Ron Paul's Texas Straight Talk - A weekly Column
May 25, 1998
Asian economic crisis result of suppressed liberty
Answer is fundamental change, not status quo quick fixes

Along with the Berlin Wall, the communist system came crashing down in 1989. But in the same year, the Japanese "economic miracle" of the 1970's and the 1980's, with its `guaranteed' safeguards, turned out to be a lot more vulnerable than any investor wanted to believe. The possibility of what is happening in Asia spreading next to Europe, and then to America, should not be summarily dismissed.

The root of the problem is found in the flawed premise upon which economic systems around the world have been based for the last century. For us to escape the economic malaise being experienced in Asia, we must address those fundamental problems not look for quick-fixes.

Belief that an artificial boom, brought about by a "central bank" credit creation, can last forever is equivalent to finding the fountain of youth. Wealth cannot be created out of thin air, and new money and credit, although it can on the short-run give an illusion of wealth, is actually destructive to prosperity on the long-run.

The crisis in Indonesia is the predictable consequence of decades of monetary inflation. Timing, severity, and duration of the correction, is unpredictable. These depend on political perceptions, the day's realities, subsequent economic policies, and the citizenry's reaction to the escalating events. The issue of trust in the future and concerns for personal liberties greatly influences the outcome, as well. Even a false trust, or an ill-founded sense of security from an authoritarian leader, can alter the immediate consequences of economic malaise, but it cannot prevent the inevitable collapse, as is occurring slowly in the more peaceful Japan and rapidly and violently in Indonesia.

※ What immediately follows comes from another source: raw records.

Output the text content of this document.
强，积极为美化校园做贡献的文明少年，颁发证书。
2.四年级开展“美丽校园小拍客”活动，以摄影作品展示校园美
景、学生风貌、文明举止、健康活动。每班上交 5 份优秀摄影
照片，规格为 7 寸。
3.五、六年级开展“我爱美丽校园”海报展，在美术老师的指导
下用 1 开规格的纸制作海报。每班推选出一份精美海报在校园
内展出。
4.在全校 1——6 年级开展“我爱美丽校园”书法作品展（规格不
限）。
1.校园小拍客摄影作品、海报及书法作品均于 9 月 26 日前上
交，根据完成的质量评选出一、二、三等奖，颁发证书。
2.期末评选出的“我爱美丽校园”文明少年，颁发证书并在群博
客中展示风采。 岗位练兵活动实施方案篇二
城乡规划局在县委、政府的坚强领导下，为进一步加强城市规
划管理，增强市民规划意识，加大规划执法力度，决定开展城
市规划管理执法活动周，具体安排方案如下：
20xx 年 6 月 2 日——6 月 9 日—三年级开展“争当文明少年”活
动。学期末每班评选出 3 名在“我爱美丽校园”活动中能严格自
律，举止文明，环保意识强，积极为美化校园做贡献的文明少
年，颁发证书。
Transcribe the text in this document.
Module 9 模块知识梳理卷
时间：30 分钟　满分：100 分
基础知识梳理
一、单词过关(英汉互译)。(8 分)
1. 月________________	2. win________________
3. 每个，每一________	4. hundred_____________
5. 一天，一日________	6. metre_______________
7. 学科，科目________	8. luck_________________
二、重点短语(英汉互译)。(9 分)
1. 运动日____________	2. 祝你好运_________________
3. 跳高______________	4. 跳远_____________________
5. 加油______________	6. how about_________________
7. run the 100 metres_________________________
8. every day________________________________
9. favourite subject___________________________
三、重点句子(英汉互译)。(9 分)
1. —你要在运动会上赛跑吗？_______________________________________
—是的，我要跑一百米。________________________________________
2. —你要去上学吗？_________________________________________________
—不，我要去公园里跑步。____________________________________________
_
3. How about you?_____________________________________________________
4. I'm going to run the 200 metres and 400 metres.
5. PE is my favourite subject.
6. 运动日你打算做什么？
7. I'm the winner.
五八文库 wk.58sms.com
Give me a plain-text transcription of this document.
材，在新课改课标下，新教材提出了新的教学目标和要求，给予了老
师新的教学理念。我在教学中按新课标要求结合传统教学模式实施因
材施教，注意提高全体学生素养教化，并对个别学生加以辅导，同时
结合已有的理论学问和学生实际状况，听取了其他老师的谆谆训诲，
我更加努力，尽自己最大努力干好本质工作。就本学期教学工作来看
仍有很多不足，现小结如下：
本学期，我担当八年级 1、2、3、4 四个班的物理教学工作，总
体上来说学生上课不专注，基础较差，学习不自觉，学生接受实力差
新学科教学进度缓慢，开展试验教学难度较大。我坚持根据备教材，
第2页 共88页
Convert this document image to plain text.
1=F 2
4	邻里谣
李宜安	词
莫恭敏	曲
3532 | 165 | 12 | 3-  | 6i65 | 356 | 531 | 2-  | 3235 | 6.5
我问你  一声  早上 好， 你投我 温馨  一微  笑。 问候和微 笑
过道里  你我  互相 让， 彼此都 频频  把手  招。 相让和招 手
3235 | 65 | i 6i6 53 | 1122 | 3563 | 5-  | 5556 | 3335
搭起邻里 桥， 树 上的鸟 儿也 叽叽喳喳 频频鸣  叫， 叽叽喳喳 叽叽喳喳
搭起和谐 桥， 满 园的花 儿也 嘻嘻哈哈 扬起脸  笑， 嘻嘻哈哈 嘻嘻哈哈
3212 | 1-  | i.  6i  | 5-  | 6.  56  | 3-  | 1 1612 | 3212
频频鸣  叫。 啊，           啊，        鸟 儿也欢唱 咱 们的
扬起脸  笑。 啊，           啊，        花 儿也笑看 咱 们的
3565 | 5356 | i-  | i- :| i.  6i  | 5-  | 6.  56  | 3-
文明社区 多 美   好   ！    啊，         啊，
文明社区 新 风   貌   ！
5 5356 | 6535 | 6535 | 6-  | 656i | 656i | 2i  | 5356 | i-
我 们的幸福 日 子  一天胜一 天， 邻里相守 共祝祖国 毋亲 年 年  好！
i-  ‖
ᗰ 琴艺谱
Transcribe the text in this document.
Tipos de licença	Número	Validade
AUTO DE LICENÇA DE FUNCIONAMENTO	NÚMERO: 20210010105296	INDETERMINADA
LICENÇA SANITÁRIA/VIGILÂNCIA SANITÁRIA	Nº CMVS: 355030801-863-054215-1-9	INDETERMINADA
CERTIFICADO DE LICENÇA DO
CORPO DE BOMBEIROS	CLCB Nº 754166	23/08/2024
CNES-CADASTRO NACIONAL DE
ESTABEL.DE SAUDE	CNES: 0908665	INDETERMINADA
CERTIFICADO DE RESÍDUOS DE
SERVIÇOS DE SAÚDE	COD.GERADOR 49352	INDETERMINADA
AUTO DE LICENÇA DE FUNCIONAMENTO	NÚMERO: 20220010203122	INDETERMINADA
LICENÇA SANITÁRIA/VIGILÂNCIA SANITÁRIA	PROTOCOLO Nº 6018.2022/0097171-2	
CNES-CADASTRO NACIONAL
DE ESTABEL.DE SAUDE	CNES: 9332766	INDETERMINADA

But what we cannot lose sight of is that the Indonesian economic bubble was caused by a flawed monetary policy which led to all the other problems. Monetary inflation is the mother of all "crony capitalism."

One important characteristic of an economic correction, after a period of inflation is its unpredictable nature because reactions of the individuals concerned influence both political and economic events. Therefore, it's virtually impossible to predict how and when the bubble will burst - though burst it must. Likewise, the duration of a collapse is not scientifically ascertainable.

"Crony capitalism" was not the cause of Indonesia's trouble; inflationism and political corruption are the culprits, for they allow 'crony capitalism' to exist. In fact, there is nothing "capitalistic" (in a free market sense) about crony capitalism - it is simply a mild form of fascism.

Any serious economic crisis eventually generates political turmoil, especially if political dissent has been held in check by force for any significant period of time. It should be no surprise to see blood in the streets of Jakarta. But instead of these circumstances leading to freedom, many are inviting marshal law for the purpose of restoring stability--with all the dangers that go with increased restrictions on liberty. Sadly, errors in economic thinking often prompts demands for more government programs to `take care' of the rapidly growing number of poor.

Further, international efforts to prop-up an ailing economy after the financial bubble has popped prolongs the agony and increases the severity of the correction. Restoration of free markets, including the establishment of a sound monetary policy, has not yet been considered though those are the only real solutions. The people of Indonesia and the rest of the world should prepare for the worst as this crisis spreads.

For the United States, the most important thing Congress can do is recognize that further taxing American workers to finance a bail-out is the worst policy of all for us to pursue.

The philosophy of the free market holds the solution to the exploding East Asian crisis, yet few are willing to consider the philosophy of liberty.

Concern for liberty is not a subject associated with economic crisis and is in fact an ongoing casualty of past and current policy. A greater concern for the philosophy of liberty - whether it is the "personal liberty" of the individual or freedom in the marketplace - is required if a positive outcome is to be expected from the Indonesian crisis.

Let's hope we can get our priorities straight.